Tween shall meet

The tween group generally accounts for no more than 20% of the audience, but networks increasingly want their programming to appeal to this group of viewers/consumers.

Who are the tweens? They are currently defined as children between 9 and 14. How one goes about making hits that have such broad appeal is not easy, says Joel Andryc, executive vice president of programming and development for Fox Family and Fox Kids.

"I wish I knew what the secret formula was," Andryc says. "You have to have great, relatable, three-dimensional characters, using the best writers and artists. But even with all those things, who knows why something hits or doesn't."

The most recent validation began this week, with Nickelodeon presenting a 21/2-hour Sunday-night block geared to the demo.

While Nickelodeon has always pulled in the tween crowd, it has never overtly marketed to them.

However, a lot of the network's shows appeal to the 9-14 group already. Programming will include live-action and animated shows such as Taina, Caitlin's Way,As Told by Ginger, and Hangin' With Mr. Cooper, as well as a weekly countdown of viewers'top music-video picks.

Cyma Zarghami, executive vice president and general manager of Nickelodeon, says the move is designed to give tweens their own branded night, similar to its Saturday night "Snick" programming.

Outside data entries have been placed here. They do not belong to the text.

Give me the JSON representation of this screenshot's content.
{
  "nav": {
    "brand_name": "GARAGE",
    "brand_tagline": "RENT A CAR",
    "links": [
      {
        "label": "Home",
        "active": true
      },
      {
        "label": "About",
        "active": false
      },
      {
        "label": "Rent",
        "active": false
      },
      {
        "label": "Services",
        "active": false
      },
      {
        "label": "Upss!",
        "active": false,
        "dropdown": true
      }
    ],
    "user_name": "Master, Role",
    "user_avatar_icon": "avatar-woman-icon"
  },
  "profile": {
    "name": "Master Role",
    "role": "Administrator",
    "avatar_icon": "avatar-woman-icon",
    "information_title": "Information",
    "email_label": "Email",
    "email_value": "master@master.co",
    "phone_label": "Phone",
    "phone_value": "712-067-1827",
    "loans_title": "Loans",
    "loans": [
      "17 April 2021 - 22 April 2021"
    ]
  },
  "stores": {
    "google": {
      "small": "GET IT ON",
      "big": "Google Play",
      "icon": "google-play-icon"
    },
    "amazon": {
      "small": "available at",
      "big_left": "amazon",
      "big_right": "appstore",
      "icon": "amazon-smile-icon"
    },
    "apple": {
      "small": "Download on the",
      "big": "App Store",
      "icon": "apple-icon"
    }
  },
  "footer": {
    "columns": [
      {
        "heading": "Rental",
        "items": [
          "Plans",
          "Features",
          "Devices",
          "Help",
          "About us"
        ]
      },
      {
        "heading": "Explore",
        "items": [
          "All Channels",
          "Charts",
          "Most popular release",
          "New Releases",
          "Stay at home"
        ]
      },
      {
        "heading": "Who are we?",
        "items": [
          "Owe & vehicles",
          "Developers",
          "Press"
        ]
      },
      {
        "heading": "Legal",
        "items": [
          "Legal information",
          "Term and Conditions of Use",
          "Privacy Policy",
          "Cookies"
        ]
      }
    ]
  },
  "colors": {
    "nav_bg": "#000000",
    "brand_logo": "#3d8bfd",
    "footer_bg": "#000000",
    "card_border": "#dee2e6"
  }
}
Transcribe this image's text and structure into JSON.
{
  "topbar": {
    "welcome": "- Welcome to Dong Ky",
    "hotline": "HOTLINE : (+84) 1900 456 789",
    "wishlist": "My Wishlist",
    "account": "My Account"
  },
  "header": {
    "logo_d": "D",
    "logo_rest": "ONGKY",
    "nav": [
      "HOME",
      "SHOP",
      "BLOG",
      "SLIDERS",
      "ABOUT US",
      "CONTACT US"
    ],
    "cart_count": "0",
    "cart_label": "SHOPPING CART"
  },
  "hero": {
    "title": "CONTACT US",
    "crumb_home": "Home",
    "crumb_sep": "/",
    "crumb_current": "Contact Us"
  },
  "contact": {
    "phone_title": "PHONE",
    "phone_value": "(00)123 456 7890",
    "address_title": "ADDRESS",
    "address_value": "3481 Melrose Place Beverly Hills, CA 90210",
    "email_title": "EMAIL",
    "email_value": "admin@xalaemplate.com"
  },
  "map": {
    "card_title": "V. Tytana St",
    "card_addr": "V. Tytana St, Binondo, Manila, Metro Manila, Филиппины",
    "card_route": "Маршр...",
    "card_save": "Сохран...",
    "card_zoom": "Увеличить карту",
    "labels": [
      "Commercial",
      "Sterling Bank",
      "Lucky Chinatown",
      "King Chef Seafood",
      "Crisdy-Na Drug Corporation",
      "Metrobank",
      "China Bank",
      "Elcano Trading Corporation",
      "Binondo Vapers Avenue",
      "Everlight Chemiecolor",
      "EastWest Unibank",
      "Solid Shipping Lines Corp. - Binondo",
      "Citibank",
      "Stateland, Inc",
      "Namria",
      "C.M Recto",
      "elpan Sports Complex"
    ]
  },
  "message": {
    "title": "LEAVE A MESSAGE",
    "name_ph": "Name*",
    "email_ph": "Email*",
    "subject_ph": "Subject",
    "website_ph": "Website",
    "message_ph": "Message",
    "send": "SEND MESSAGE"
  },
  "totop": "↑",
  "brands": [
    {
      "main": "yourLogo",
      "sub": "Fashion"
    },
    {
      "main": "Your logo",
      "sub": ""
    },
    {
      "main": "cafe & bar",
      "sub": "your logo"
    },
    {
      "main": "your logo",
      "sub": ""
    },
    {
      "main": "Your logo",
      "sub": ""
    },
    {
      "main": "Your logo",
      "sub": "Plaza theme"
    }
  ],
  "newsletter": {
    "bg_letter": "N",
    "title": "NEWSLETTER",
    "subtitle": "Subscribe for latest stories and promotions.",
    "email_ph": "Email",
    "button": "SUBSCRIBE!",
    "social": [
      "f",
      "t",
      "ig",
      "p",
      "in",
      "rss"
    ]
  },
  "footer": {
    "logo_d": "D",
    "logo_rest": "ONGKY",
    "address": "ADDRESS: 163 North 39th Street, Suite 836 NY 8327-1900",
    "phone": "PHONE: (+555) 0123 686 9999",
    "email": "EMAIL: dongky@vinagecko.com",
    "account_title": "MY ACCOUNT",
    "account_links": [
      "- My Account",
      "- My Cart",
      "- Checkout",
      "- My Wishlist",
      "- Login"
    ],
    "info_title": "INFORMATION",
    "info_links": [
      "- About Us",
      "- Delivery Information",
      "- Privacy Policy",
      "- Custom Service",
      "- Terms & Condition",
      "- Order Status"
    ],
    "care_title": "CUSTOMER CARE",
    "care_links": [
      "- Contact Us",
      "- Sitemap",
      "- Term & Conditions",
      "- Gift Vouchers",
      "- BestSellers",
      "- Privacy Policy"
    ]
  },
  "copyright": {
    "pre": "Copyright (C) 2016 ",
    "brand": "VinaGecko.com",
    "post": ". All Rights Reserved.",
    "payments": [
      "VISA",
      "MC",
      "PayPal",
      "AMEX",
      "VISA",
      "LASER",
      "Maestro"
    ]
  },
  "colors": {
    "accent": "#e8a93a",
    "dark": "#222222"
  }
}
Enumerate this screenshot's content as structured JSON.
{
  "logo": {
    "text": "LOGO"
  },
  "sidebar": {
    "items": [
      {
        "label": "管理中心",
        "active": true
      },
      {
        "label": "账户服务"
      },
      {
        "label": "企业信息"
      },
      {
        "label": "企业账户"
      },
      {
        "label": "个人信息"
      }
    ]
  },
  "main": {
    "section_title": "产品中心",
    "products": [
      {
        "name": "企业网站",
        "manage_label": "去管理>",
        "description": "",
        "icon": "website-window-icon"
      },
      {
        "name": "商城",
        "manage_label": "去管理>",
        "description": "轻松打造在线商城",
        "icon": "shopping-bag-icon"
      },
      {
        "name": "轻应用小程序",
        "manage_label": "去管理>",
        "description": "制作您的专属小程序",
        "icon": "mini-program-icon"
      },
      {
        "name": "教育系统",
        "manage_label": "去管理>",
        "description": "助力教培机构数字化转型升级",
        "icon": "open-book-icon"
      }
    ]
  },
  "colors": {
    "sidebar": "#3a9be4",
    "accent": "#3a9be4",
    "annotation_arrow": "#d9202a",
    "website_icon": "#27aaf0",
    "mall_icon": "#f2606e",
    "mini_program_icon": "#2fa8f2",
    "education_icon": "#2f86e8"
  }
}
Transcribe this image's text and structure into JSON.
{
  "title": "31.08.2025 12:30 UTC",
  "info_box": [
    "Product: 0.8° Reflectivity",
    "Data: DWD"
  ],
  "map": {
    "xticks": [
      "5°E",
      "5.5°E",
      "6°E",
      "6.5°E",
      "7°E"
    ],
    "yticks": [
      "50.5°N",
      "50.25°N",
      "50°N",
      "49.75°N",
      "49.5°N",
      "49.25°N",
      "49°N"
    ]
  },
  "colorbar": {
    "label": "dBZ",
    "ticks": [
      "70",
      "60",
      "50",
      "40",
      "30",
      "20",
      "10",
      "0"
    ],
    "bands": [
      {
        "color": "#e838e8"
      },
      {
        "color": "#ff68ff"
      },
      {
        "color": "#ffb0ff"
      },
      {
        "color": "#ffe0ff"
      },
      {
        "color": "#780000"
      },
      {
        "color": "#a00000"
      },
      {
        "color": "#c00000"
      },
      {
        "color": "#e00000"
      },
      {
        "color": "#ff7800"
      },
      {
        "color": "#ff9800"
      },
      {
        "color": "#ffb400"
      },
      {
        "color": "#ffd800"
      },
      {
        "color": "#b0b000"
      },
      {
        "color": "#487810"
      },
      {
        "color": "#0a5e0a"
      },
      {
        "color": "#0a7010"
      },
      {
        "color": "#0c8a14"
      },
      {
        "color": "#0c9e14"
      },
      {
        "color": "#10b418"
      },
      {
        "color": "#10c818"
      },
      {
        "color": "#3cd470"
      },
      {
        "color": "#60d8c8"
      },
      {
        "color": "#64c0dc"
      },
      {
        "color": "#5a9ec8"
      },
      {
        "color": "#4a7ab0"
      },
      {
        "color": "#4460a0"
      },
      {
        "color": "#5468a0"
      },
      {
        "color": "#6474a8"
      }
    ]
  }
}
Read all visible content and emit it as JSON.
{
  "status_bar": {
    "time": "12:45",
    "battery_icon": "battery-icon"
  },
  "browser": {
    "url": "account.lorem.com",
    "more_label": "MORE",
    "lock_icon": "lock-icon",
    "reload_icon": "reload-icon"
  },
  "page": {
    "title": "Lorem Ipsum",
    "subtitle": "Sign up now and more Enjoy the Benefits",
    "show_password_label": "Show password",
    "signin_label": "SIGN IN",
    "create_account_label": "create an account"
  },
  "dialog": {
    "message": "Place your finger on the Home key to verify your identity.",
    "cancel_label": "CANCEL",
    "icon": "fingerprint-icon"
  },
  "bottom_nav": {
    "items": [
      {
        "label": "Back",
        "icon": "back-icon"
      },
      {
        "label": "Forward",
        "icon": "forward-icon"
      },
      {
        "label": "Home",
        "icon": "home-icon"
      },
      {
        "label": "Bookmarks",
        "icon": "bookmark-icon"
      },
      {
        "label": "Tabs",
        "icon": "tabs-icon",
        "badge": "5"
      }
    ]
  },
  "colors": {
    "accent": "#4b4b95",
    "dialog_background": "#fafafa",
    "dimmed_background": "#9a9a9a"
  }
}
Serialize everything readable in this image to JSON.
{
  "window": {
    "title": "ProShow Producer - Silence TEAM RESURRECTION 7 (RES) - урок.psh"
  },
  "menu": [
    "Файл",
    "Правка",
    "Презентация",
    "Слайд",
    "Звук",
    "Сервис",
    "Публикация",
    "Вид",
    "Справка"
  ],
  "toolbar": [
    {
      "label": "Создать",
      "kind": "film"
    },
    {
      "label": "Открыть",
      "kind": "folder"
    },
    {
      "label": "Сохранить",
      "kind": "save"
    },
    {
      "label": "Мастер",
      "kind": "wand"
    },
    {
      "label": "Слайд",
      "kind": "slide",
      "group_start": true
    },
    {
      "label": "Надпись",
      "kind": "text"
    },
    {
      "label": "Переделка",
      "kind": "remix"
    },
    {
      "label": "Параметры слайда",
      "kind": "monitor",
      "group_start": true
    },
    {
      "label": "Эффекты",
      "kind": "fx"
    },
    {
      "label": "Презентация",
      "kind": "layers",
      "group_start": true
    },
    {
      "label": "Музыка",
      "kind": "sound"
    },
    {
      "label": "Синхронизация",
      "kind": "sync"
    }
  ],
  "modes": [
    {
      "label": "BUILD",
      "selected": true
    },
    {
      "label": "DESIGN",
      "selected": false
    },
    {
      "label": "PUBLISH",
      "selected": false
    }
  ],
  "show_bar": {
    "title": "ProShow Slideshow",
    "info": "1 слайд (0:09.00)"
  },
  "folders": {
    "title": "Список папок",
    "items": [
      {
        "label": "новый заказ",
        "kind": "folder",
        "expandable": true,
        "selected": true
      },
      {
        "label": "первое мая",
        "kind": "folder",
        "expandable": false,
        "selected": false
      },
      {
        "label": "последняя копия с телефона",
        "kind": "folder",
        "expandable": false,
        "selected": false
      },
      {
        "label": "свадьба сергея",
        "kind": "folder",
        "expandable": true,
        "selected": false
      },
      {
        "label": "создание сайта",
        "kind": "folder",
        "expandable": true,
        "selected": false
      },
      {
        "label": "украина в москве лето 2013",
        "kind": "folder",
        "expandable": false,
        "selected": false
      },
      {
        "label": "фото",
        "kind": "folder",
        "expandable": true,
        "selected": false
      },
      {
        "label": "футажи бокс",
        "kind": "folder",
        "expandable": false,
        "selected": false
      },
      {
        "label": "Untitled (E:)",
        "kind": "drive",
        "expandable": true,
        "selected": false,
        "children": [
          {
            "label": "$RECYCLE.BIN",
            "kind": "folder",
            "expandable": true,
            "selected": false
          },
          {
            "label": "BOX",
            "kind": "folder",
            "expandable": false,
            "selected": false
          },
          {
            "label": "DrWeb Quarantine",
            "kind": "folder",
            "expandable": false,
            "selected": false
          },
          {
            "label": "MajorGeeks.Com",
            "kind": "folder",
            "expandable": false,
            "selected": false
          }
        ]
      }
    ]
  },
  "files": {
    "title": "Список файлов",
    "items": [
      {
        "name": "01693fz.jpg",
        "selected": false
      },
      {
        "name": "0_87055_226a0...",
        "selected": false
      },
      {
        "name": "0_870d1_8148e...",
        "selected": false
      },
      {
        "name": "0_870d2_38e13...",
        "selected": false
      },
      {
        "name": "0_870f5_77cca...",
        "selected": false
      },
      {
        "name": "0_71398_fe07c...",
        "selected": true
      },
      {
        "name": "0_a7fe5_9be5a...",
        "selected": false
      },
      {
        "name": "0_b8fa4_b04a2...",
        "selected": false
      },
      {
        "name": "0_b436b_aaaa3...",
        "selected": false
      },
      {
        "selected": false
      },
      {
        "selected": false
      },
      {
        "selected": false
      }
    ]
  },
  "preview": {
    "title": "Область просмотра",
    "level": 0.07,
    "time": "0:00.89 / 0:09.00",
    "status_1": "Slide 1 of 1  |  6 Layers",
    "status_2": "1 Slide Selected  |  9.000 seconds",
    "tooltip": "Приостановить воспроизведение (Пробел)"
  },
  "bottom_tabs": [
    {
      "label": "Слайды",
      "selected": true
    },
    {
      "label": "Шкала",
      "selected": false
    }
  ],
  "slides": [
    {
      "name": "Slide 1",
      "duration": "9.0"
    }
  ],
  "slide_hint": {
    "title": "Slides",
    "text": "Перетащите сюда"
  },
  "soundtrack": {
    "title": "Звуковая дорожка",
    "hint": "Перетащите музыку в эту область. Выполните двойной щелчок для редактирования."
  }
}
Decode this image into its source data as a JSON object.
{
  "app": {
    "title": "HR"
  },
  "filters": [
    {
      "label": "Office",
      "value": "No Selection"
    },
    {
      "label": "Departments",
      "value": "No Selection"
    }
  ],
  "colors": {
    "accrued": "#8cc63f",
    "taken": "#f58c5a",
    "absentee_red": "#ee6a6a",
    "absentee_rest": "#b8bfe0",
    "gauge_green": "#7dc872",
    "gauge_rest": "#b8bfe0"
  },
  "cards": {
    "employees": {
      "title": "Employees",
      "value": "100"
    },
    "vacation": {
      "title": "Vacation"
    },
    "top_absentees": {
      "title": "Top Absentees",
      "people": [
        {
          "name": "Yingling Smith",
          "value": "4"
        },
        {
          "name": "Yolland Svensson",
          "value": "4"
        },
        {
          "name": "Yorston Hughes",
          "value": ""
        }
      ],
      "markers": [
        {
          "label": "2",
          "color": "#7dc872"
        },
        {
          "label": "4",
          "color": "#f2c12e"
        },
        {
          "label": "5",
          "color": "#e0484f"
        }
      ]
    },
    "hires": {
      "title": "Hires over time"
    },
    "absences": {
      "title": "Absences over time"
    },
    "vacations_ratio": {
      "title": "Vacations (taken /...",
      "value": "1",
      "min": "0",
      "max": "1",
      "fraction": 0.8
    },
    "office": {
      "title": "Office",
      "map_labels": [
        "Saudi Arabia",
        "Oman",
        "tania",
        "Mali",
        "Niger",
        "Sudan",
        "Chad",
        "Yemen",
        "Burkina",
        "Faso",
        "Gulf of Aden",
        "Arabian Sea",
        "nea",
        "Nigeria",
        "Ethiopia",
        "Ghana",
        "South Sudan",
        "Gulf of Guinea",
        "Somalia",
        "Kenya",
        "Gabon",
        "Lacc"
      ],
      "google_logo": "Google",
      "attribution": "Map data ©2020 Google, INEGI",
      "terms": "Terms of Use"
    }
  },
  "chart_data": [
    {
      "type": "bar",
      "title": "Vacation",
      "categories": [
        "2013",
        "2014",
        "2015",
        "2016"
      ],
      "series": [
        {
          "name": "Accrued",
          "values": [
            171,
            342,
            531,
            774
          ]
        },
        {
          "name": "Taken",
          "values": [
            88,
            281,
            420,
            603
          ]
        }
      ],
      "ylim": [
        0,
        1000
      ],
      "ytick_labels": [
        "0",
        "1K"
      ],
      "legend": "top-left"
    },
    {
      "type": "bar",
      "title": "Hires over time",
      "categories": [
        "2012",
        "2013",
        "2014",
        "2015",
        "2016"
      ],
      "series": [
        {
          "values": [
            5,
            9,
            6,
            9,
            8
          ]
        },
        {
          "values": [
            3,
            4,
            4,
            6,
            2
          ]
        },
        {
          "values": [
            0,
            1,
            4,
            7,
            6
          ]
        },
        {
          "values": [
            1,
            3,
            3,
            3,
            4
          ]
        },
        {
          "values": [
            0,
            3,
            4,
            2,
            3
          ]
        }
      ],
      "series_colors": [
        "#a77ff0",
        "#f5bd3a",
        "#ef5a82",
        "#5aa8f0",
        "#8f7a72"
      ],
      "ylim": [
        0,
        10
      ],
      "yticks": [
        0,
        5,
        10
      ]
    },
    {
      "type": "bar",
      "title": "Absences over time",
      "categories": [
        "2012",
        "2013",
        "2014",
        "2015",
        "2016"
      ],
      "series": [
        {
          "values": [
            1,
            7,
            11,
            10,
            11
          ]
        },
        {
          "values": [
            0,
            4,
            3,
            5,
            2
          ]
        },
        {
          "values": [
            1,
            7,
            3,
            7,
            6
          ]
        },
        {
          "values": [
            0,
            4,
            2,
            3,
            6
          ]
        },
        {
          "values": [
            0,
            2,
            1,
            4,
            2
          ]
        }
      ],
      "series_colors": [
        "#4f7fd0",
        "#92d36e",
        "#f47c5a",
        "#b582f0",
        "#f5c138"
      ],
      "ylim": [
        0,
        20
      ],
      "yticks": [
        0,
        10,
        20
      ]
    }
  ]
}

One network seemingly dedicated to the market is WAM! America's Kidz Network, part of the Starz Encore Group LLC. The channel is a commercial-free children's offering basically dedicated to programming for tweens. It provides 60 hours a week of subject-specific educational TV, featuring honor-roll students as on-air hosts. The WAM! Kids also introduce WAM! At the Movies, classic family movies offered every Sunday afternoon.

For Midge Pierce, vice president of WAM! Programming, the key is emphasizing real kids in real situations. "While there is a vast developmental spread in this demo, tweens share one critical commonality: a desire for information that helps them decode their world. The constant thread in our programs is seeing tweens being themselves and reaching their potential."

WAM! breaks its programming down to three time slots: The Mind Zone from 3 a.m. to 3 p.m., which provides education that entertains, and the OH! Zone, WAM's after-school block starting at 3 p.m. The End Zone encompasses weekend programming, which consists of movies and other hit shows.

Thunderstone & the Tribe, about kids banding together after an apocalyptic virus wipes out everyone over 21, is a hit with this age group, as is Caught in the Middle, which follows eight freshmen at Mercer Island High outside Seattle, as they make the transition from middle to high school.

"Last year's debut marked the first time a camera crew spent a full year inside an actual high school," Pierce says.

"For years, children's television has talked down to kids and pandered to their worst instincts," Pierce explains. "Our interaction with tweens over the years has convinced us that kids crave substance, information and attention."

At Disney, the tween audience has made the new Even Stevens comedy a popular program, according to Rich Ross, Disney Channel general manager and executive vice president of programming and production. "Also, Lizzie McGuire just premiered and has done really nice business. The shows acknowledge that a tween [has] one foot in childhood, the other in teenhood."

Original series like Jett Jackson and So Weird are building their audiences. Ross points out that Disney unveils its new shows on weekends. Eventually, they air four or seven times a week.

"Jett was the first to do that, then So Weird," Ross says. "It's an opportunity to develop something appropriate for us and not depend on others to do it."

During Cartoon Network's Toonami, the weekday-afternoon action-adventure block that looks to grab tween boys, Dragonball Z
is the top-rated program not only on Cartoon Network but across all ad-supported cable at 5 p.m., says Tim Hall, executive vice president.

"We're always trying to come up with a winning formula," Hall explains. "A few years ago, action anime [Japanese animation] came on strong. While it's not true anime, Pokémon got kids interested in anime."

Fox Family's big draws in the tween market also happen to attract the 6- to 11-year-olds: Angela Anaconda, The Kids from Room 402 and the various shows featuring Mary-Kate and Ashley Olsen.

"We do know boys growing up navigate toward action adventure and prankster comedy," says Andryc. "And girls like characters, relationships and more meat to the story. It's been proven scientifically. If you're completely removed from what they do, it will be hard to develop a hit show for them."